A Comprehensive Guide to Hybrid Assembly Pipeline for Genomic Sequencing

Jan 11, 2024·
Yassir Boulaamane
Yassir Boulaamane
· 2 min read

Introduction

Microbes, life’s unseen workhorses, hold immense potential for bioremediation, medicine, and understanding our planet. Yet, their intricate workings remain largely a mystery. This is where microbial genomics steps in, offering a powerful tool to decode their genetic language.
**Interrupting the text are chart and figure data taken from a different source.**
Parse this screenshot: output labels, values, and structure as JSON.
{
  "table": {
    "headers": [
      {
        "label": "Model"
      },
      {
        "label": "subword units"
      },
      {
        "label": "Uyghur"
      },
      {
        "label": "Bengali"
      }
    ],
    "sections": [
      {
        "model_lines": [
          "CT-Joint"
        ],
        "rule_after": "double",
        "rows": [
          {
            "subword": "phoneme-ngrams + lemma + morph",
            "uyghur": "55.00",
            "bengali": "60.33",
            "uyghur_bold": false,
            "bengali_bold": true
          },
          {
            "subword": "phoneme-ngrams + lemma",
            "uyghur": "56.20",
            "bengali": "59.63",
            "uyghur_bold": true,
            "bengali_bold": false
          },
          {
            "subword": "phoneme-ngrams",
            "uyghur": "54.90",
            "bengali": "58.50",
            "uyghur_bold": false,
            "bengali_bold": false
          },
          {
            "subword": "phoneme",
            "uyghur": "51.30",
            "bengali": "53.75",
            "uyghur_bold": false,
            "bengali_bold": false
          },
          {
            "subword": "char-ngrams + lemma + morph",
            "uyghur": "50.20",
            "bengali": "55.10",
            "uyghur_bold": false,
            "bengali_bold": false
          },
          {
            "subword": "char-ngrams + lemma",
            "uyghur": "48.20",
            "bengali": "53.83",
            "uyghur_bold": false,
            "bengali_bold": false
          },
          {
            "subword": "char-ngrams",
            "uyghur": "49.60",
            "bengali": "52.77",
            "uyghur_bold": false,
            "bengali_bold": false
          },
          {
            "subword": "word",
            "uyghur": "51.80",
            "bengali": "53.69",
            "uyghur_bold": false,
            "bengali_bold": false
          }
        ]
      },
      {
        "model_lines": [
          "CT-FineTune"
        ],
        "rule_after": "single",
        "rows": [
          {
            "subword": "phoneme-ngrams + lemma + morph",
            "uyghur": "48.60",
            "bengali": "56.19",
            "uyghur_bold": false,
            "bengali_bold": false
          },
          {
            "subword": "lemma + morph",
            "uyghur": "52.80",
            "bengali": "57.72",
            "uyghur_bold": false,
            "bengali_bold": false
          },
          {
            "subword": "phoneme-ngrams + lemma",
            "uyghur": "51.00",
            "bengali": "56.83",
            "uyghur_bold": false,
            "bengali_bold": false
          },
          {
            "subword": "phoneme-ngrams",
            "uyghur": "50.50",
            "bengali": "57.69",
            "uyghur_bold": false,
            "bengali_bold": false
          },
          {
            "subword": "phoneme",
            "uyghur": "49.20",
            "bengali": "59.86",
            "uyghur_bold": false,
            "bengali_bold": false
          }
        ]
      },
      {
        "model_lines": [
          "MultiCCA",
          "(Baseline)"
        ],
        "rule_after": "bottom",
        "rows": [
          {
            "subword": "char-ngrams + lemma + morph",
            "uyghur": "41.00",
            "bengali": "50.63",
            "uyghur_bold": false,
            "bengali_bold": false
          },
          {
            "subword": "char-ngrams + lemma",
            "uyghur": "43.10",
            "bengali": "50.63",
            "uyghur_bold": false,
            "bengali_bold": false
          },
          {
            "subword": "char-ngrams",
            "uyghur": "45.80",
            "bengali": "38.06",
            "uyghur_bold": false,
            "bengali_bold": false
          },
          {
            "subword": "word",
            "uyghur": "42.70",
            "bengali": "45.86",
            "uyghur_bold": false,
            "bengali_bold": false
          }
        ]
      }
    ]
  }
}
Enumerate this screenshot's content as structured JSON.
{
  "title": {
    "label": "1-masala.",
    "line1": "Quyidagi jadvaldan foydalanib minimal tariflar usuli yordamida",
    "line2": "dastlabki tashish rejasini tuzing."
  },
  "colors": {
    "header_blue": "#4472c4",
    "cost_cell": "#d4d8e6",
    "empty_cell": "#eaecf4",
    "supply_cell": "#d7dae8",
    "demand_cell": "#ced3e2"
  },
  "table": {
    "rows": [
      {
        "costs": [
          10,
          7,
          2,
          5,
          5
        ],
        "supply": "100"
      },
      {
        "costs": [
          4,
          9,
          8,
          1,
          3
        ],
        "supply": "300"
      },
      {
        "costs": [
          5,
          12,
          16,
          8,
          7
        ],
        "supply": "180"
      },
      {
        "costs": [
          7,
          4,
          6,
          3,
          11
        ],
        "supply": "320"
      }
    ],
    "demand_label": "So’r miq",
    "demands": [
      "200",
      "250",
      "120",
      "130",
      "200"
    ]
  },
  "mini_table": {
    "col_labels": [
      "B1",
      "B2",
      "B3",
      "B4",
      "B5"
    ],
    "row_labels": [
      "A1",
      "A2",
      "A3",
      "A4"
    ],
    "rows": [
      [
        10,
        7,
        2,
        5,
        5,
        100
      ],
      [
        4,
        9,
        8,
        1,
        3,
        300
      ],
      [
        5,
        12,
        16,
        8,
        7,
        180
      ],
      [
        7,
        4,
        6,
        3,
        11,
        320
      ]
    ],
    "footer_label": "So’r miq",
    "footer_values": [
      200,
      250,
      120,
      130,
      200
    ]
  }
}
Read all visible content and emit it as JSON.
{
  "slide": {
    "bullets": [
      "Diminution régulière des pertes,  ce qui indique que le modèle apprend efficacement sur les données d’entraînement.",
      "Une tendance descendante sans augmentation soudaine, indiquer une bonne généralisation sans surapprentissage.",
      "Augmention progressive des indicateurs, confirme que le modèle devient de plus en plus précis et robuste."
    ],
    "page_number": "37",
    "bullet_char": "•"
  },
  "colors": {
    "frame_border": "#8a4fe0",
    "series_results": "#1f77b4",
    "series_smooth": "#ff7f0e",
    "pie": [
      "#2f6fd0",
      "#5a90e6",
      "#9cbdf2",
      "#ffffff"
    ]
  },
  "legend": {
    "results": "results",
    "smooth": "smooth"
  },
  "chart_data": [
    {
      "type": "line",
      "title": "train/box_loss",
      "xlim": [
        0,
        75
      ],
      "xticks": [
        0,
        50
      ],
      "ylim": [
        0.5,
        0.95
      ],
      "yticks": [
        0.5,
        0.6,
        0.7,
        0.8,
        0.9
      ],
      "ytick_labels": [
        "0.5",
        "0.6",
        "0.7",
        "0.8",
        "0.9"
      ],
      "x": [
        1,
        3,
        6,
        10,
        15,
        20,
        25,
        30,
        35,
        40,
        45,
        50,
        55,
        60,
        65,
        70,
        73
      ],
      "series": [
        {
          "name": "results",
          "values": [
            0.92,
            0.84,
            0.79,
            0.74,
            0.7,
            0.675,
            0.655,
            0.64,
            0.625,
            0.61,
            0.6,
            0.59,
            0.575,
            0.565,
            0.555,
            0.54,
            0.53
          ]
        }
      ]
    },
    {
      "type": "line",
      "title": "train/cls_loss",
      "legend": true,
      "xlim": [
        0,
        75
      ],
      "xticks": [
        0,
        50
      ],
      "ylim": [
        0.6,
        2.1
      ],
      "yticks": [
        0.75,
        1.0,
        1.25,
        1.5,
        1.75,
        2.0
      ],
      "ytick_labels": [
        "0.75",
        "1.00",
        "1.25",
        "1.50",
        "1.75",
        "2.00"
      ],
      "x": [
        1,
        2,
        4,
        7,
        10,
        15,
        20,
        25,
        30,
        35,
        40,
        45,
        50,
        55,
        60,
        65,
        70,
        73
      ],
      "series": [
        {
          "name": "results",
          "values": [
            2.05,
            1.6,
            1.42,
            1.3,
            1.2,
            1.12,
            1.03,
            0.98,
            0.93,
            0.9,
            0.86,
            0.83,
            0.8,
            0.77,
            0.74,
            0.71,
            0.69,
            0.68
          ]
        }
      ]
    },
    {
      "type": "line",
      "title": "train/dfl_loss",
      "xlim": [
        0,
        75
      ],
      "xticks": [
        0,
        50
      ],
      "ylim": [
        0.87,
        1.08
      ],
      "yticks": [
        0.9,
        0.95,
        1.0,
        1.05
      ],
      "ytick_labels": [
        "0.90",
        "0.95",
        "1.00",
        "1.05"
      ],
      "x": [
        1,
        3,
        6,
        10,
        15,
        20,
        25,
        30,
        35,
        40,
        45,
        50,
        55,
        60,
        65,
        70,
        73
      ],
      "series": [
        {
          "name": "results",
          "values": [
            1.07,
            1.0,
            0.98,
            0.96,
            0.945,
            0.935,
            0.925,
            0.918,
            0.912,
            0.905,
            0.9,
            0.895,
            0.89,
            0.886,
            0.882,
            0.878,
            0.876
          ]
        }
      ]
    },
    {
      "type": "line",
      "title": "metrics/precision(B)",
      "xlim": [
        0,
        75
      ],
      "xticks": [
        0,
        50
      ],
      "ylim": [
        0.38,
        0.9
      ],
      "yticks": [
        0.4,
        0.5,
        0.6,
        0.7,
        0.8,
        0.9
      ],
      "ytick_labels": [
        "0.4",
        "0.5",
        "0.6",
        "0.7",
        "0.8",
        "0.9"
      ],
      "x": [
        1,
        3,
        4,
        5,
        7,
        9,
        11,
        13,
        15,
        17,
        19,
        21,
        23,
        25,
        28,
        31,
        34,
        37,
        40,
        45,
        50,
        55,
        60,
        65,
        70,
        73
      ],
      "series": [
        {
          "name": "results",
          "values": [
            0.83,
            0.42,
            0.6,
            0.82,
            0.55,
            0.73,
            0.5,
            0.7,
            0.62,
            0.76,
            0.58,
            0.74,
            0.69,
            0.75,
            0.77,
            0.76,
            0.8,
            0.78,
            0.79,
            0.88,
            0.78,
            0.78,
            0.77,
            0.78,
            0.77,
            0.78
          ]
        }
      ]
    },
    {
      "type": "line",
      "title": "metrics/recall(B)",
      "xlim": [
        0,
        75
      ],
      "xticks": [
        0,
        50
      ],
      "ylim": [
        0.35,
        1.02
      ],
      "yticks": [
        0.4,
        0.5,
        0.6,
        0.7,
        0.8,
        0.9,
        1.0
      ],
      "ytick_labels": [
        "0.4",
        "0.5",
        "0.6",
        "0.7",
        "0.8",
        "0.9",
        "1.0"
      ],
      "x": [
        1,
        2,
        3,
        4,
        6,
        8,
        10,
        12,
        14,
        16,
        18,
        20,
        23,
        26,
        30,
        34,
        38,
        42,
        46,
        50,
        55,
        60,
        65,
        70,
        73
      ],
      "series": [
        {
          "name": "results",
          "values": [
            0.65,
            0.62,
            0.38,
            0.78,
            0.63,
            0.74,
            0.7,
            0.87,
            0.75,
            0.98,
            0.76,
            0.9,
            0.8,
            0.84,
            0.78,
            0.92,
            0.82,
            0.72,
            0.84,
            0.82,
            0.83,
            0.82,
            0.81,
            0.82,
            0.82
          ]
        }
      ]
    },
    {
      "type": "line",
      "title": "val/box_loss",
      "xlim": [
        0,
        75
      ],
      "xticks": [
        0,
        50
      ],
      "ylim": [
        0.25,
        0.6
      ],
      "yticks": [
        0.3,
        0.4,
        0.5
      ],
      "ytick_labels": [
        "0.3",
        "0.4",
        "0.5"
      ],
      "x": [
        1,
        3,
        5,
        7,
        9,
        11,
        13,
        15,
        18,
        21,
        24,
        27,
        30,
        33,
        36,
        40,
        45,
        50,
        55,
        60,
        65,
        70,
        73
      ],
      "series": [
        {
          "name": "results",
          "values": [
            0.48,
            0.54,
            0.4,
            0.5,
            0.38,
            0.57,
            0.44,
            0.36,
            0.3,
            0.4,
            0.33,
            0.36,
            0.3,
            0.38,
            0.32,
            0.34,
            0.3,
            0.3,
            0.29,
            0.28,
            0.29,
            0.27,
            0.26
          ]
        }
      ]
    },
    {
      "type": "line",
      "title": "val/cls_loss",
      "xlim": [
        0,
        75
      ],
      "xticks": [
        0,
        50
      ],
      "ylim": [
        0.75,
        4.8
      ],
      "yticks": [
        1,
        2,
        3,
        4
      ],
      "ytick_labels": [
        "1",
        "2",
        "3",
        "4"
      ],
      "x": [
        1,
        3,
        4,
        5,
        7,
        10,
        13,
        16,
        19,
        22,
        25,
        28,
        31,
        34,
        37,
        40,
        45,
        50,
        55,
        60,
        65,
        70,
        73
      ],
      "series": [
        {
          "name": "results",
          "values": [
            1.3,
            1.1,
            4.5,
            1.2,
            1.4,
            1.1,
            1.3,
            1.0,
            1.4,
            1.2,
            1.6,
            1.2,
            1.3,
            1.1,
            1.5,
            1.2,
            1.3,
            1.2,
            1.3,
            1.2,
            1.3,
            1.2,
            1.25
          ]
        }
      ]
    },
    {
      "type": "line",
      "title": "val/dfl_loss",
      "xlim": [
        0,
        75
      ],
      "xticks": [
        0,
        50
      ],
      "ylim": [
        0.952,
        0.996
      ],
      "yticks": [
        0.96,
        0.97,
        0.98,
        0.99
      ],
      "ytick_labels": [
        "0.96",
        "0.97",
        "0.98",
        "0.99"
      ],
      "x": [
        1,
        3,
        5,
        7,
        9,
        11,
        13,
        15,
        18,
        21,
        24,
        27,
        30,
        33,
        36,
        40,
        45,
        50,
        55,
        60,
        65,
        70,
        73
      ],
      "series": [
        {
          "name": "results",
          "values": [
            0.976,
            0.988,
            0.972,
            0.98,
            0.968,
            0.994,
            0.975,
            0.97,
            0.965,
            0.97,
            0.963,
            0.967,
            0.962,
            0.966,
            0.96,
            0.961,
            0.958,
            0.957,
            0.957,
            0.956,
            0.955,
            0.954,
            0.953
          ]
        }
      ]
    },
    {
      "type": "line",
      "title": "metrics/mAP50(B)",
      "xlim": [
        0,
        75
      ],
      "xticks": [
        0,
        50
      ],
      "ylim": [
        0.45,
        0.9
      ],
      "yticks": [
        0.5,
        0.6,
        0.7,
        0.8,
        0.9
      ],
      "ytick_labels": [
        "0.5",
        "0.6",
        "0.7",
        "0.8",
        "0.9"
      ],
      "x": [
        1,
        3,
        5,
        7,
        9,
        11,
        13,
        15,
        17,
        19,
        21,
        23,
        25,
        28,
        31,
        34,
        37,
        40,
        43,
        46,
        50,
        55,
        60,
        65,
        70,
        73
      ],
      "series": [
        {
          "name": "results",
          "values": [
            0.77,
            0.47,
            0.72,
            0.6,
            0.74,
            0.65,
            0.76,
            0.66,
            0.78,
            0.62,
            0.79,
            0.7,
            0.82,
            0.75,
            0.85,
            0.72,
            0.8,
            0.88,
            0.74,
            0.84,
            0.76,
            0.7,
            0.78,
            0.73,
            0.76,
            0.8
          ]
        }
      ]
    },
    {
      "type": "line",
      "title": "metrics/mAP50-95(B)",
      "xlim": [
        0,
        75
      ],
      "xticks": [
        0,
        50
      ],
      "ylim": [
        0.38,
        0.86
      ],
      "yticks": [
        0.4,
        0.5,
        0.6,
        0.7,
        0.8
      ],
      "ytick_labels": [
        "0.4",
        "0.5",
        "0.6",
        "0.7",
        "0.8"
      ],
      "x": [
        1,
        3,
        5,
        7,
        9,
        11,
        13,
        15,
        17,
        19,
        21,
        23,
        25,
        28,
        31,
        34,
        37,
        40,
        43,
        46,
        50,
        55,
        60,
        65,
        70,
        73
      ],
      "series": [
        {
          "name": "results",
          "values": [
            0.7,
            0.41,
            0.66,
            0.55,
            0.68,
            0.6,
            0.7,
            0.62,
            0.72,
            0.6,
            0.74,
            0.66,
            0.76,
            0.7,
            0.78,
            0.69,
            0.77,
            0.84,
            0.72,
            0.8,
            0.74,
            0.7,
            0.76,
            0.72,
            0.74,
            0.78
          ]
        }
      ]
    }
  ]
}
Genomic sequencing has revolutionized our understanding of microbial diversity and function.

In this guide, we’ll walk through a hybrid assembly pipeline, combining long reads (ONT) and short reads (Illumina), using tools for quality control, assembly, polishing, and assessment.


Requirements

Using Anaconda for Package Management

Anaconda - simplifies installing and managing bioinformatics tools.

conda create --name myenv
conda activate myenv

Quality Control Tools

  • NanoPlot - visualize quality metrics of long reads (ONT/PacBio).
  • FastQC - generate quality reports for short reads (Illumina).
  • Filtlong - filter and trim long reads by quality and length.

Assembly

  • Flye - long-read assembler optimized for ONT and PacBio data.

Polishing

  • Medaka - ONT neural-network-based polishing tool.
  • BWA - short-read aligner for mapping Illumina reads to assemblies.
  • PolyPolish - polishing tool that uses short-read alignments to correct assembly errors.

Assembly Assessment

  • BUSCO - assess genome completeness using universal single-copy orthologs.
  • QUAST - evaluate assembly quality with metrics like N50, misassemblies, and GC content.

Hybrid Assembly Pipeline

Quality Control

For Long Reads (ONT):

mkdir -p nanoplot_lr_raw
NanoPlot --fastq LR_input.fastq --N50 --verbose --outdir nanoplot_lr_raw/ -t 8

For Short Reads (Illumina): mkdir -p fastqc_reports fastqc SR_input_1.fastq SR_input_2.fastq -o fastqc_reports/ -t 8


Filter Long Reads

filtlong -1 SR_input_1.fastq -2 SR_input_2.fastq --min_length 1000 --keep_percent 90 LR_input.fastq > LR_filtered.fastq
mkdir -p nanoplot_lr_filtered
NanoPlot --fastq LR_filtered.fastq --N50 --verbose --outdir nanoplot_lr_filtered/ -t 8

Long Reads Assembly (Flye)

flye --nano-raw LR_filtered.fastq --out-dir Flye/ --threads 8 --scaffold -g 6m

First Polishing (Medaka)

conda activate medaka
medaka_consensus -i LR_filtered.fastq -d Flye/assembly.fasta -o Polish1/ -m r941_min_fast_g303 -t 8

Second Polishing (Polypolish)

mkdir -p Polish2
bwa index Polish1/consensus.fasta
bwa mem -t 8 -a Polish1/consensus.fasta SR_input_1.fastq > Polish2/alignments_1.sam
bwa mem -t 8 -a Polish1/consensus.fasta SR_input_2.fastq > Polish2/alignments_2.sam

polypolish_insert_filter.py   --in1 Polish2/alignments_1.sam   --in2 Polish2/alignments_2.sam   --out1 Polish2/filtered_1.sam   --out2 Polish2/filtered_2.sam

polypolish Polish1/consensus.fasta   Polish2/filtered_1.sam   Polish2/filtered_2.sam > final_assembly.fasta

Assembly Quality Assessment

conda activate busco
busco -i final_assembly.fasta -l bacteria_odb10 -m genome -o busco_final_assembly

quast -o quast_final_assembly -t 8 final_assembly.fasta

Annotation for 16S rRNA

Prokka

conda install -c conda-forge -c bioconda prokka
prokka --outdir prokka_annotation --prefix final_assembly final_assembly.fasta

RAST

Submit the genome via the RAST website for functional annotation.


Bottom Line

This hybrid assembly pipeline, coupled with annotation tools like Prokka and RAST, empowers researchers to unravel microbial genomes. Combining long and short reads with rigorous QC and assessment ensures a reliable, accurate representation of genomic information.